An index is a physical structure containing pointers to the data. Indices are created in an existing
table to locate rows more quickly and efficiently. It is possible to create an index on one or more
columns of a table, and each index is given a name. The users cannot see the indexes; they are
just used to speed up queries. Effective indexes are one of the best ways to improve performance
in a database application. A table scan happens when there is no index available to help a query.
In a table scan SQL Server examines every row in the table to satisfy the query results. Table
scans are sometimes unavoidable, but on large tables, scans have a terrific impact on
performance.
11. What is a Linked Server?
Linked Servers is a concept in SQL Server by which we can add other SQL Server to a Group and
query both the SQL Server dbs using T-SQL Statements. With a linked server, you can create very
clean, easy to follow, SQL statements that allow remote data to be retrieved, joined and combined
with local data. Stored Procedure sp_addlinkedserver, sp_addlinkedsrvlogin will be used add new
Linked Server.
12. What is Cursor?
Cursor is a database object used by applications to manipulate data in a set on a row-by- row
basis, instead of the typical SQL commands that operate on all the rows in the set at one time.
In order to work with a cursor we need to perform some steps in the following order:

1.

Declare cursor

2.

Open cursor

3.

Fetch row from the cursor

4.

Process fetched row

5.

Close cursor

6.

Deallocate cursor

. What is Collation?
Collation refers to a set of rules that determine how data is sorted and compared. Character data
is sorted using rules that define the correct character sequence, with options for specifying case
sensitivity, accent marks, kana character types and character width.
14. What is Difference between Function and Stored Procedure?
UDF can be used in the SQL statements anywhere in the WHERE/HAVING/SELECT section where as
Stored procedures cannot be. UDFs that return tables can be treated as another rowset. This can
be used in JOINs with other tables. Inline UDF's can be thought of as views that take parameters
and can be used in JOINs and other Rowset operations.
15. What is sub-query? Explain properties of sub-query?
Sub-queries are often referred to as sub-selects, as they allow a SELECT statement to be executed
arbitrarily within the body of another SQL statement.

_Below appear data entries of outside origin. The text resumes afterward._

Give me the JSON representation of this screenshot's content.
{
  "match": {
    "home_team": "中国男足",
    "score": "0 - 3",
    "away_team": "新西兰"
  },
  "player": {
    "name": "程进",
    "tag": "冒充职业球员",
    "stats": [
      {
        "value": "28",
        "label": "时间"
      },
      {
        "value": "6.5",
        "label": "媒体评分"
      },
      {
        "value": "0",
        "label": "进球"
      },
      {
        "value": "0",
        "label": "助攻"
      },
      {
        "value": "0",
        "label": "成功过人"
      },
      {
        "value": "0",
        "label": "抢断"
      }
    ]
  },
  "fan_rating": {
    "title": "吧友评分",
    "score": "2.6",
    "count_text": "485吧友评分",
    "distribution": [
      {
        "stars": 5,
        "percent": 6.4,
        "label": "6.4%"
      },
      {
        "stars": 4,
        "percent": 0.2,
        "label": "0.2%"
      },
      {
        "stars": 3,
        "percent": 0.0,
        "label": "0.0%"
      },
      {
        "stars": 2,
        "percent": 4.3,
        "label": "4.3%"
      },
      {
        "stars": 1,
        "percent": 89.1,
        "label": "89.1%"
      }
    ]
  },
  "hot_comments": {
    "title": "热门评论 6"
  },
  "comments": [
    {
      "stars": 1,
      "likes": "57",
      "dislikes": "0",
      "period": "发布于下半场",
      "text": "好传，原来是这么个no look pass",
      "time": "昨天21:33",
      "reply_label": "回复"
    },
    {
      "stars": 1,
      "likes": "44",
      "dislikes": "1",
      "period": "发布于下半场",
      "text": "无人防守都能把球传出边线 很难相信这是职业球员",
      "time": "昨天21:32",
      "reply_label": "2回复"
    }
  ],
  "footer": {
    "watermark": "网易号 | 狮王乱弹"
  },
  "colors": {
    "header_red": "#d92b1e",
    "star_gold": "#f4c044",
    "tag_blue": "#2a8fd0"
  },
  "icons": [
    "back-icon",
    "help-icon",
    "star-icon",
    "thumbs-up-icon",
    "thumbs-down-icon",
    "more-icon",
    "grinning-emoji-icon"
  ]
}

A sub-query is executed by enclosing it in a
set of parentheses. Sub-queries are generally used to return a single row as an atomic value,
though they may be used to compare values against multiple rows with the IN keyword.
A subquery is a SELECT statement that is nested within another T-SQL statement. A subquery
SELECT statement if executed independently of the T-SQL statement, in which it is nested, will
return a resultset. Meaning a subquery SELECT statement can standalone and is not depended on
the statement in which it is nested. A subquery SELECT statement can return any number of
values, and can be found in, the column list of a SELECT statement, a FROM, GROUP BY, HAVING,
and/or ORDER BY clauses of a T-SQL statement. A Subquery can also be used as a parameter to a
function call. Basically a subquery can be used anywhere an expression can be used.
16. What are different Types of Join?
1.

Cross Join A cross join that does not have a WHERE clause produces the Cartesian
product of the tables involved in the join. The size of a Cartesian product result set is the
number of rows in the first table multiplied by the number of rows in the second table. The
common example is when company wants to combine each product with a pricing table to
analyze each product at each price.

2.

Inner Join A join that displays only the rows that have a match in both joined tables is
known as inner Join. This is the default type of join in the Query and View Designer.

3.

Outer Join A join that includes rows even if they do not have related rows in the joined
table is an Outer Join. You can create three different outer join to specify the unmatched
rows to be included:

4.

1.

Left Outer Join: In Left Outer Join all rows in the first-named table i.e. "left"
table, which appears leftmost in the JOIN clause are included. Unmatched rows in
the right table do not appear.

2.

Right Outer Join: In Right Outer Join all rows in the second-named table i.e.
"right" table, which appears rightmost in the JOIN clause are included. Unmatched
rows in the left table are not included.

3.

Full Outer Join: In Full Outer Join all rows in all joined tables are included,
whether they are matched or not.

Self Join This is a particular case when one table joins to itself, with one or two aliases to
avoid confusion. A self join can be of any type, as long as the joined tables are the same.
A self join is rather unique in that it involves a relationship with only one table. The
common example is when company has a hierarchal reporting structure whereby one
member of staff reports to another. Self Join can be Outer Join or Inner Join.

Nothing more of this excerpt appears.